Am I bad in math because I couldn't solve the problem using the prescribed method? Obviously not, because I can solve it so much faster using another method of doing it. Similarly, for someone who is so good at using the model method, does it mean that he is good in maths? I've seen many students who had very good scores in primary school maths (obviously they must know a great deal about the model method) but failing miserably when the model is no longer used in secondary school. Does it mean that they are no longer good in maths?
On reflecting, a few thoughts came to mind:
1. Don't be judgemental. Perhaps a person's potential is not shown because the the right method to bring out his best is not there yet. Also don't be judgemental on your own abilities. Just because you can't do it now doesn't mean that you are bad in it. Perhaps you haven't found the way that best suits you.

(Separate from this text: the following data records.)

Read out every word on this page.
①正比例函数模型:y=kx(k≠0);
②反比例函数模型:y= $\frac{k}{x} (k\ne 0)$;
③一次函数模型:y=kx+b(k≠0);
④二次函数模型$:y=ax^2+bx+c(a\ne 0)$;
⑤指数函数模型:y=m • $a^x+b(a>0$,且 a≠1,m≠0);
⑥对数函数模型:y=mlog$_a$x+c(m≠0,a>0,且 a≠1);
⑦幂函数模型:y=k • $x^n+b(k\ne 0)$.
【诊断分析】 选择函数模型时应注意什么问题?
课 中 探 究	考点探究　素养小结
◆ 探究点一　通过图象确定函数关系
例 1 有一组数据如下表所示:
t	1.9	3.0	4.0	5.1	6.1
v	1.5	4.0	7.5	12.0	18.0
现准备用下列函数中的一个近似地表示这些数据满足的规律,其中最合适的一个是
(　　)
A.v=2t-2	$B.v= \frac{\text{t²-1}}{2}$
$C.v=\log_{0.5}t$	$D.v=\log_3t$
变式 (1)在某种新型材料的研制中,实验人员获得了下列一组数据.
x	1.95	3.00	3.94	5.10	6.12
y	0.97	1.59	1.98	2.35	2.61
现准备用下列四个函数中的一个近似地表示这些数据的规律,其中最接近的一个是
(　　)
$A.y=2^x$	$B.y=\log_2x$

2. Don't be too proud of your success. Perhaps you just happened to hit on something that just comes naturally to you. When the full extent of the problem is shown to you in the future, you might not be able to transfer whatever worked for you in the past to the future. At best, it's just domain-specific success; once you're out of that specific domain, you're not longer that good.
3. Be open minded and try out new ways to do things. Don't be stuck in ways that worked for you in the past.
We tend to diss things that we're not good at, and praise the system that had been working so good for us. In this case, I can always complain why can't primary school use algebra to solve math problem - it'll be so much simpler (for me). Or I can start teaching primary school kids algebra, because that's the way to solve such problems (for me).
Or if I'm superb at the model method and is very good at primary school math, when I enter secondary school and I suck at algebra, I'll start using modelling model and diss the teacher for teaching me algebra. Why learn something so complicated (for me) when I can draw models and get the answer anyway?
Ultimately, I think that whoever is good in maths isn't necessary someone who is good in maths right now at this moment or worse, in the past. He is someone who exhibits the ability to be good in maths in the future. In the future, there's so many problems and challenges that are thrown at you from all sorts of angles that you have no way to succeed without being non-judgemental (so that you don't give up when you encounter new things), humble (so that great teachers can appear and can teach you) and being open-minded (so that you can use new ways to solve old problems).
That, is why you learn maths. That, is what you tell students when they ask you why they need to learn how to integrate and solve trigonometry problems when in real life they don't even use it. That, is the reason for learning anything at all, really. Because when the subject matter has long been forgotten, the way you approach life's multitudes of problems and the way you tackle them will always be the same as the way you handle your humble maths problems.
(For those who tried the question and wants to know the answer, it's 240. At least that's what I got.)